Bush last month picked Cox to lead the SEC after the surprise resignation of Chairman William Donaldson (search), whom Bush had installed to help restore confidence in a stock market shaken by corporate scandals in 2002. Business interests, which had chafed at Donaldson's regulatory activism and pressed the White House to replace him with someone friendlier to them, have welcomed Cox's nomination.

Cox said he hoped to build on Donaldson's record, which he termed one of "great achievement."

Cox, 52, now chairman of the House Homeland Security Committee, is a former corporate lawyer who has been in Congress for 16 years.

The Senate panel was also considering the nominations of Roel Campos (search) and Annette Nazareth (search) to fill the two Democratic seats on the five-member SEC.

"Hopefully we can get you to work as soon as possible," Sen. Richard Shelby, R-Ala., the Banking Committee's chairman, said in reference to all three nominees.

Senate Democrats had insisted that the two nominations for SEC commissioner be packaged with that of Cox. Bush named Nazareth, director of market regulation at the SEC, to replace Commissioner Harvey Goldschmid (search), who plans to leave soon to resume teaching law at Columbia University. Campos was nominated for a second term.

The five commissioners have split in an unusual alignment over several key issues, with Bush appointee Donaldson often siding with Campos and Goldschmid against his two fellow Republicans, Paul Atkins (search) and Cynthia Glassman (search). Cox is widely expected to take positions more closely aligned with Atkins and Glassman.

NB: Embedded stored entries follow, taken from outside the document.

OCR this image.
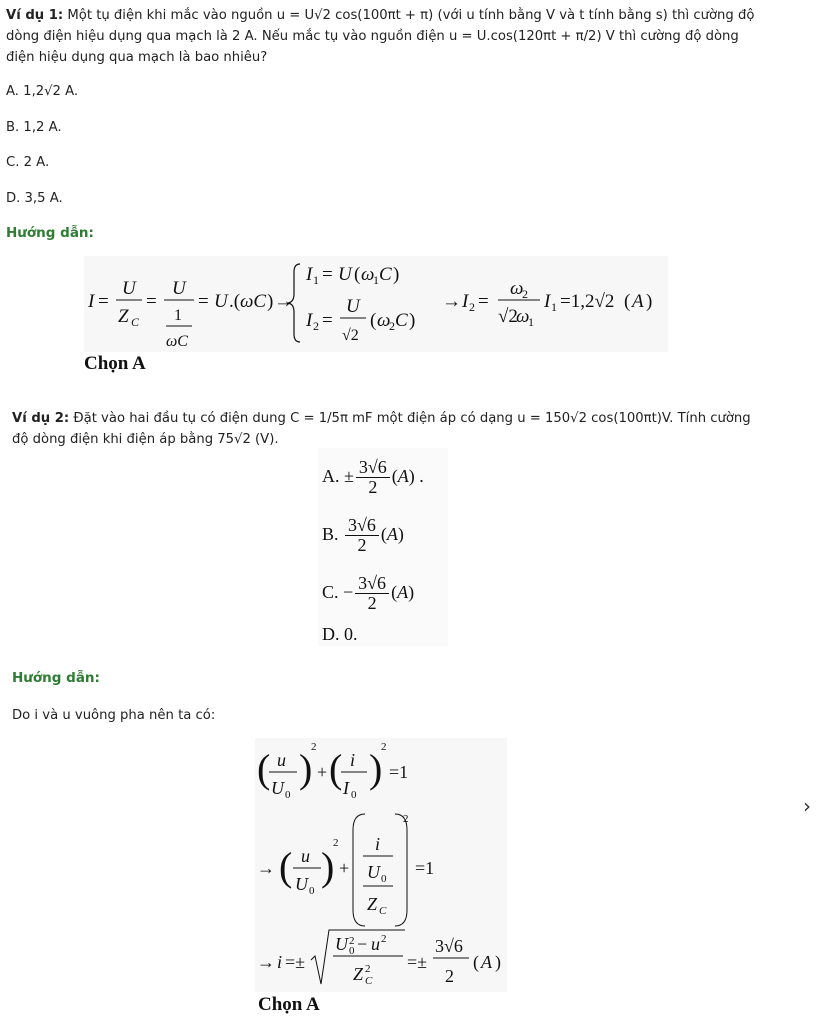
Ví dụ 1: Một tụ điện khi mắc vào nguồn u = U√2 cos(100πt + π) (với u tính bằng V và t tính bằng s) thì cường độ
dòng điện hiệu dụng qua mạch là 2 A. Nếu mắc tụ vào nguồn điện u = U.cos(120πt + π/2) V thì cường độ dòng
điện hiệu dụng qua mạch là bao nhiêu?
A. 1,2√2 A.
B. 1,2 A.
C. 2 A.
D. 3,5 A.
Hướng dẫn:
I =
U
Z C
=
U
1
ωC
= U .( ωC ) →
I 1 = U ( ω
1 C )
I 2 =
U
√2
( ω
2 C )
→ I 2 =
ω
2
√2
ω
1
I 1 =1,2√2 ( A )
Chọn A
Ví dụ 2: Đặt vào hai đầu tụ có điện dung C = 1/5π mF một điện áp có dạng u = 150√2 cos(100πt)V. Tính cường
độ dòng điện khi điện áp bằng 75√2 (V).
A. ± $\frac{3√6}{2} (A)$ .
B. $\frac{3√6}{2} (A)$
C. − $\frac{3√6}{2} (A)$
D. 0.
Hướng dẫn:
Do i và u vuông pha nên ta có:
( u
U 0
)
2
+ ( i
I 0
)
2
=1
→ ( u
U 0
)
2
+
i
U 0
Z C
2
=1
→ i =±
U 2
0 − u 2
Z 2
C
=±
3√6
2
( A )
Chọn A
›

"I will undertake ... to do my level best to seek the common ground," Cox said when questioned on the matter at the hearing.

Campos, however, said that while consensus may be desirable, "reasonable minds will differ."

In the House, Cox wrote legislation that made it easier for companies to defend against some types of lawsuits by shareholders.

He is the first member of Congress to be nominated to head the 70-year-old agency. That would put him, if confirmed, in the unusual position of potentially regulating companies that donated money to his campaigns.

Cox was asked at the hearing about his work as a securities lawyer in the 1980s for First Pension Corp., a company that the SEC accused in 1994 of defrauding investors. He denied having any knowledge of wrongdoing by the company and its executives.